RealTime IT News

Berners-Lee Calls For More Voice Apps

NEW YORK -- World Wide Web creator Sir Tim Berners-Lee is challenging developers to do more with voice recognition systems and spur a sector that is ripe for innovation.

In town to deliver a keynote address at the SpeechTek conference, Berners-Lee said end users demand a seamless experience when dealing with voice-activated telephone systems. He also warned that frustration with voice recognition limitations could hurt the industry at a time when existing standards can help developers get past current voice recognition limitations.

Berners-Lee, who serves as a director of the World Wide Web Consortium (W3C), said voice technology firms must find ways to provide a good interpretation of mumbles and mangled phrases or even context for voice transactions.

"I'm a user. I call 1-800 numbers to get my washing machine fixed. It's important to me that it works properly," Berners-Lee said, recounting his own frustrations with a voice-activated system that did not recognize the word "yes."

"Generally, I'm impressed with what voice technology could do but when it can't understand that I'm shouting 'yes!' into the telephone, there are limitations. I eventually learned to say 'yup" and got my appointment."

He also suggested development work be centered around understanding the context of certain voice commands, especially when using voice technology to handle customer service queries.

Berners-Lee described voice recognition technology as a tough sector because of the inherent differences between natural languages and computer languages. "The natural language is soft, fuzzy and evolving but computer languages are hard and clearly defined. Speech technologies are trying to bridge the gap to help computers to figure out what people are saying and that's not an easy thing," he said.

"Computer recognition has to be just as good as a human brain," he said, arguing that the sophisticated use of voice technology will be driven by standards coming from the W3C.

He called on developers in the audience to get involved in the W3C's work to create specifications around a voice browser and multimodal interaction activity.

Berners-Lee also highlighted the work in the W3C Speech Interface Framework that recently published the Speech Synthesis Markup Language (SSML) 1.0 as a W3C Recommendation.

Practical use of SSML allows VoiceXML-based services to be accessed via text phones for people with speaking or hearing impairments. It is also aimed at helping software developers build applications for such gadgets as mobile phones and personal digital assistants (PDAs). It joins existing standards such as the W3C Recommendations VoiceXML 2.0 and Speech Recognition Grammar Specification (SRGS).

Berners-Lee said developers could expect W3C recommendations for InkML and EMMA (Extended Multimodal Annotation), both of which deal with speech and ink recognition technologies.

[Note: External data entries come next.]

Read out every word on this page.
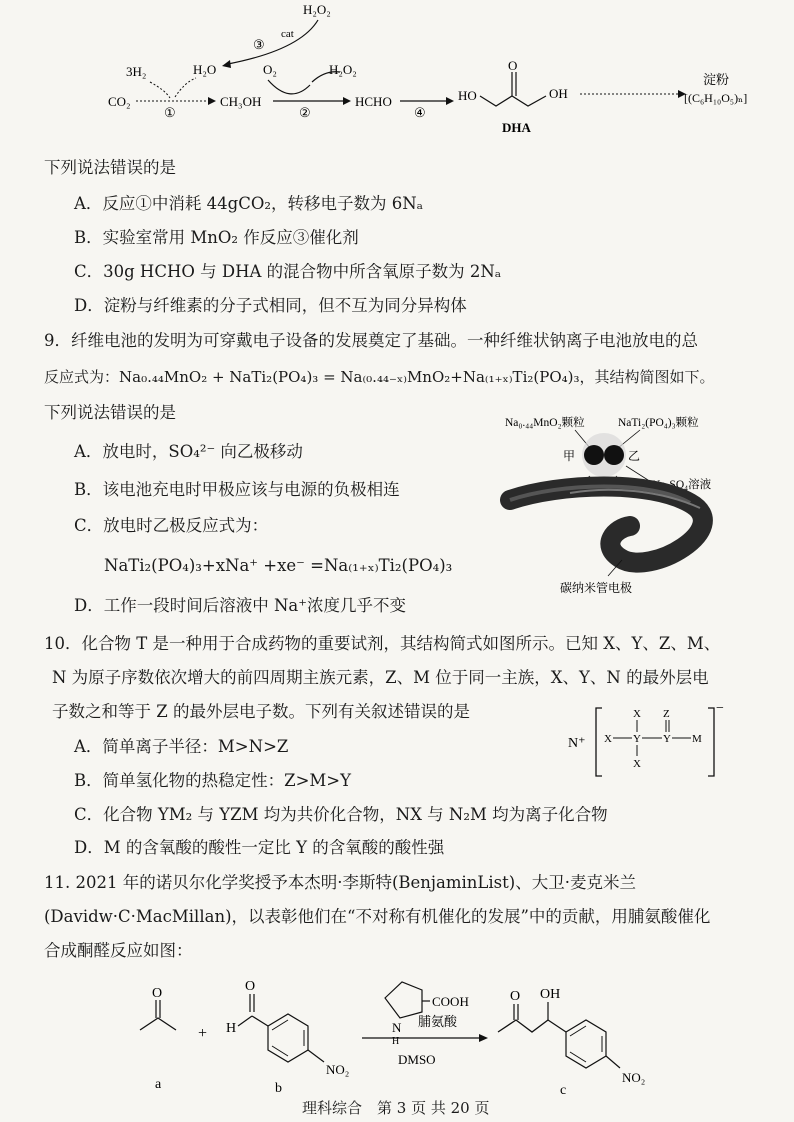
H₂O₂
cat
③
H₂O
3H₂
CO₂
①
CH₃OH
O₂	H₂O₂
②
HCHO
④
HO
O
OH
DHA
淀粉
[(C₆H₁₀O₅)ₙ]
下列说法错误的是
A．反应①中消耗 44gCO₂，转移电子数为 6Nₐ
B．实验室常用 MnO₂ 作反应③催化剂
C．30g HCHO 与 DHA 的混合物中所含氧原子数为 2Nₐ
D．淀粉与纤维素的分子式相同，但不互为同分异构体
9．纤维电池的发明为可穿戴电子设备的发展奠定了基础。一种纤维状钠离子电池放电的总
反应式为：Na₀.₄₄MnO₂ + NaTi₂(PO₄)₃ = Na₍₀.₄₄₋ₓ₎MnO₂+Na₍₁₊ₓ₎Ti₂(PO₄)₃，其结构简图如下。
下列说法错误的是
A．放电时，SO₄²⁻ 向乙极移动
B．该电池充电时甲极应该与电源的负极相连
C．放电时乙极反应式为：
NaTi₂(PO₄)₃+xNa⁺ +xe⁻ =Na₍₁₊ₓ₎Ti₂(PO₄)₃
D．工作一段时间后溶液中 Na⁺浓度几乎不变
Na₀.₄₄MnO₂颗粒	NaTi₂(PO₄)₃颗粒
甲	乙
Na₂SO₄溶液
碳纳米管电极
10．化合物 T 是一种用于合成药物的重要试剂，其结构简式如图所示。已知 X、Y、Z、M、
N 为原子序数依次增大的前四周期主族元素，Z、M 位于同一主族，X、Y、N 的最外层电
子数之和等于 Z 的最外层电子数。下列有关叙述错误的是
A．简单离子半径：M>N>Z
B．简单氢化物的热稳定性：Z>M>Y
C．化合物 YM₂ 与 YZM 均为共价化合物，NX 与 N₂M 均为离子化合物
D．M 的含氧酸的酸性一定比 Y 的含氧酸的酸性强
N⁺
−
X Y
X
X
Y
Z
M
11. 2021 年的诺贝尔化学奖授予本杰明·李斯特(BenjaminList)、大卫·麦克米兰
(Davidw·C·MacMillan)，以表彰他们在“不对称有机催化的发展”中的贡献，用脯氨酸催化
合成酮醛反应如图：
O
a
+
O
H
NO₂
b
N
H
COOH
脯氨酸
DMSO
O OH
NO₂
c
理科综合　第 3 页 共 20 页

He also said voice technologies could be used to drive enterprise adoption of the Semantic Web, which treats the World Wide Web as one giant database that links human readable documents and machine readable data in a way useful to both mankind and machine.

Berners-Lee, one of the driving forces behind the idea of giving data more meaning through the use of metadata , said problems with integrating voice commands to existing back end databases could stunt growth in the voice technology space.

This is where the Semantic Web comes in, he argued, pointing out that voice recognition technology will benefit when applications start communicating with each other in a straightforward way.

"Talk to any CIO and they'll tell you what the problem is. It's the stovepipe where one application handles one area of business and another application does something else. And these applications aren't talking to each other. The problem of getting through the stovepipe is huge."